2 Dies hatte für Deutschland eine ganze Reihe sehr negativer Folgen. Zum ersten entwickelte sich der bürgerliche Nationalismus nicht als Bestandteil einer antifeudalen demokratischen Gesinnung und Revolution. Das deutsche Bürgertum ordnete sich dem feudal-dynastischen Nationalismus unter. Zum zweiten entwickelte sich auf Grund der Existenz zweier sich zum „deutschen“ Reich zugehöriger Großmächte – Österreich und Preußen – ein Kampf um die Vorherrschaft in Deutschland und um eine deutsche nationale Identität, die bekanntlich 1866 und schließlich endgültig 1871 zu Gunsten Preußens und dem Ausschluss Österreichs aus dem deutschen Reich entschieden wurde. Im Ergebnis verschmolzen der preußische Militarismus und der preußische Untertanengeist mit der deutschen nationalen Identität. Zum dritten erhielt der deutsche Nationalismus von Anfang an einen völkischen Charakter, den Mythos von der „germanischen“ Überlegenheit und von der Überlegenheit des „deutschen Volkes“, da die Germanen als die Zerstörer des Römischen Reiches und als Erschaffer des mittelalterlichen „Reiches“ hochstilisiert wurden. (Nicht umsonst beginnt die Geschichtsschreibung der deutschen Nation mit der Geschichte der Germanen, obgleich beide ja keineswegs identisch sind). Viertens war der Mythos von der Überlegenheit alles Deutschen zugleich auch die Geringschätzung, Missachtung, Ablehnung, Diffamierung und Ausgrenzung alles Fremden, „Welschen“ und auch des Jüdischen.

3 Selbst Gegner der Judenfeindschaft fallen auf diese Mär immer noch herein. So wird beispielsweise behauptet: „Die Situation eskalierte allerdings, als im Jahr 1802 vonjüdischerSeitebeantragtwurde, den Juden in Deutschland nun endlich Bürgerrechte zu erteilen“ (Zur Analyse des Kampfs … Band 2, S. 27).

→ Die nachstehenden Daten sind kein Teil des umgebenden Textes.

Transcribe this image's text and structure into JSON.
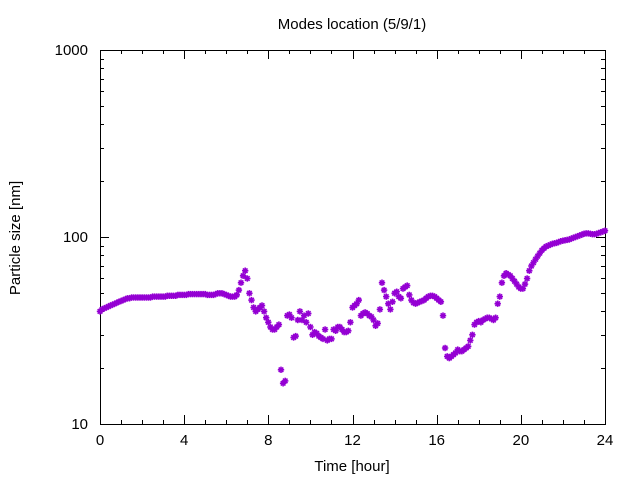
{
  "chart_data": {
    "type": "scatter",
    "title": "Modes location (5/9/1)",
    "xlabel": "Time [hour]",
    "ylabel": "Particle size [nm]",
    "xlim": [
      0,
      24
    ],
    "ylim": [
      10,
      1000
    ],
    "yscale": "log",
    "xticks": [
      "0",
      "4",
      "8",
      "12",
      "16",
      "20",
      "24"
    ],
    "yticks": [
      "10",
      "100",
      "1000"
    ],
    "grid": false,
    "marker_color": "#9400d3",
    "series": [
      {
        "x": [
          0.0,
          0.1,
          0.2,
          0.3,
          0.4,
          0.5,
          0.6,
          0.7,
          0.8,
          0.9,
          1.0,
          1.1,
          1.2,
          1.3,
          1.4,
          1.5,
          1.6,
          1.7,
          1.8,
          1.9,
          2.0,
          2.1,
          2.2,
          2.3,
          2.4,
          2.5,
          2.6,
          2.7,
          2.8,
          2.9,
          3.0,
          3.1,
          3.2,
          3.3,
          3.4,
          3.5,
          3.6,
          3.7,
          3.8,
          3.9,
          4.0,
          4.1,
          4.2,
          4.3,
          4.4,
          4.5,
          4.6,
          4.7,
          4.8,
          4.9,
          5.0,
          5.1,
          5.2,
          5.3,
          5.4,
          5.5,
          5.6,
          5.7,
          5.8,
          5.9,
          6.0,
          6.1,
          6.2,
          6.3,
          6.4,
          6.5,
          6.6,
          6.7,
          6.8,
          6.9,
          7.0,
          7.1,
          7.2,
          7.3,
          7.4,
          7.5,
          7.6,
          7.7,
          7.8,
          7.9,
          8.0,
          8.1,
          8.2,
          8.3,
          8.4,
          8.5,
          8.6,
          8.7,
          8.8,
          8.9,
          9.0,
          9.1,
          9.2,
          9.3,
          9.4,
          9.5,
          9.6,
          9.7,
          9.8,
          9.9,
          10.0,
          10.1,
          10.2,
          10.3,
          10.4,
          10.5,
          10.6,
          10.7,
          10.8,
          10.9,
          11.0,
          11.1,
          11.2,
          11.3,
          11.4,
          11.5,
          11.6,
          11.7,
          11.8,
          11.9,
          12.0,
          12.1,
          12.2,
          12.3,
          12.4,
          12.5,
          12.6,
          12.7,
          12.8,
          12.9,
          13.0,
          13.1,
          13.2,
          13.3,
          13.4,
          13.5,
          13.6,
          13.7,
          13.8,
          13.9,
          14.0,
          14.1,
          14.2,
          14.3,
          14.4,
          14.5,
          14.6,
          14.7,
          14.8,
          14.9,
          15.0,
          15.1,
          15.2,
          15.3,
          15.4,
          15.5,
          15.6,
          15.7,
          15.8,
          15.9,
          16.0,
          16.1,
          16.2,
          16.3,
          16.4,
          16.5,
          16.6,
          16.7,
          16.8,
          16.9,
          17.0,
          17.1,
          17.2,
          17.3,
          17.4,
          17.5,
          17.6,
          17.7,
          17.8,
          17.9,
          18.0,
          18.1,
          18.2,
          18.3,
          18.4,
          18.5,
          18.6,
          18.7,
          18.8,
          18.9,
          19.0,
          19.1,
          19.2,
          19.3,
          19.4,
          19.5,
          19.6,
          19.7,
          19.8,
          19.9,
          20.0,
          20.1,
          20.2,
          20.3,
          20.4,
          20.5,
          20.6,
          20.7,
          20.8,
          20.9,
          21.0,
          21.1,
          21.2,
          21.3,
          21.4,
          21.5,
          21.6,
          21.7,
          21.8,
          21.9,
          22.0,
          22.1,
          22.2,
          22.3,
          22.4,
          22.5,
          22.6,
          22.7,
          22.8,
          22.9,
          23.0,
          23.1,
          23.2,
          23.3,
          23.4,
          23.5,
          23.6,
          23.7,
          23.8,
          23.9,
          24.0
        ],
        "y": [
          40.0,
          41.0,
          41.5,
          42.0,
          42.5,
          43.0,
          43.5,
          44.0,
          44.5,
          45.0,
          45.5,
          46.0,
          46.5,
          47.0,
          47.0,
          47.5,
          47.5,
          47.5,
          47.5,
          47.5,
          47.5,
          47.5,
          47.5,
          47.5,
          47.5,
          48.0,
          48.0,
          48.0,
          48.0,
          48.0,
          48.0,
          48.0,
          48.5,
          48.5,
          48.5,
          48.5,
          48.5,
          49.0,
          49.0,
          49.0,
          49.0,
          49.0,
          49.5,
          49.5,
          49.5,
          49.5,
          49.5,
          49.5,
          49.5,
          49.5,
          49.5,
          49.0,
          49.0,
          49.0,
          49.0,
          49.5,
          50.0,
          50.0,
          50.0,
          49.5,
          49.0,
          48.5,
          48.0,
          48.0,
          48.0,
          49.0,
          52.0,
          57.0,
          62.0,
          66.0,
          60.0,
          50.0,
          46.0,
          42.0,
          40.0,
          41.0,
          42.0,
          43.0,
          40.0,
          37.0,
          35.0,
          33.0,
          32.0,
          32.0,
          33.0,
          34.0,
          19.5,
          16.5,
          17.0,
          38.0,
          38.5,
          37.0,
          29.0,
          29.5,
          36.0,
          40.0,
          36.0,
          38.0,
          35.0,
          39.0,
          33.0,
          30.0,
          31.0,
          30.5,
          29.5,
          29.0,
          28.5,
          32.0,
          28.0,
          28.5,
          28.5,
          32.0,
          31.5,
          33.0,
          33.0,
          32.0,
          31.0,
          31.0,
          31.5,
          35.0,
          42.0,
          43.0,
          44.0,
          46.0,
          38.0,
          39.0,
          39.5,
          39.0,
          38.0,
          37.5,
          36.0,
          33.5,
          34.5,
          41.0,
          57.0,
          52.0,
          48.0,
          44.0,
          41.0,
          45.0,
          50.0,
          51.0,
          48.0,
          47.0,
          53.0,
          54.0,
          55.0,
          49.0,
          46.0,
          44.5,
          44.0,
          44.5,
          45.0,
          45.5,
          46.0,
          47.0,
          48.0,
          48.5,
          48.5,
          48.0,
          47.0,
          46.0,
          45.0,
          38.0,
          25.5,
          23.0,
          22.5,
          23.0,
          23.5,
          24.0,
          25.0,
          24.5,
          24.5,
          25.0,
          25.5,
          26.0,
          28.0,
          30.0,
          34.0,
          35.0,
          35.5,
          35.0,
          36.0,
          36.5,
          37.0,
          37.0,
          36.5,
          36.0,
          37.0,
          44.0,
          48.0,
          57.0,
          62.0,
          64.0,
          63.0,
          62.0,
          60.0,
          58.0,
          56.0,
          54.0,
          53.0,
          53.0,
          56.0,
          60.0,
          66.0,
          70.0,
          73.0,
          76.0,
          79.0,
          82.0,
          85.0,
          87.0,
          89.0,
          90.0,
          91.0,
          92.0,
          92.5,
          93.0,
          94.0,
          95.0,
          95.5,
          96.0,
          96.5,
          97.0,
          98.0,
          99.0,
          100.0,
          101.0,
          102.0,
          103.0,
          104.0,
          104.5,
          104.5,
          104.0,
          103.5,
          103.5,
          104.0,
          105.0,
          106.0,
          107.0,
          108.0
        ]
      }
    ]
  }
}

4 Diese Forderung stand angesichts der Entwicklung der Produktivkräfte und der bürgerlichen Produktionsweise und des Klassenkampfes auf ideologischem Gebiet auch in Deutschland schon längst auf der Tagesordnung, um sie wurde gestritten und sie war keine Forderung der jüdischen Bevölkerung alleine.

5 Der Hass von reaktionären Studenten und städtischen Kleinbürgern gegen den politischen Liberalismus entlud sich 1819 in den sog. „Hep-Hep“-Ausschreitungen, in Angriffen auf die jüdischen Gemeinden, vor allem in Würzburg, Frankfurt und Hamburg.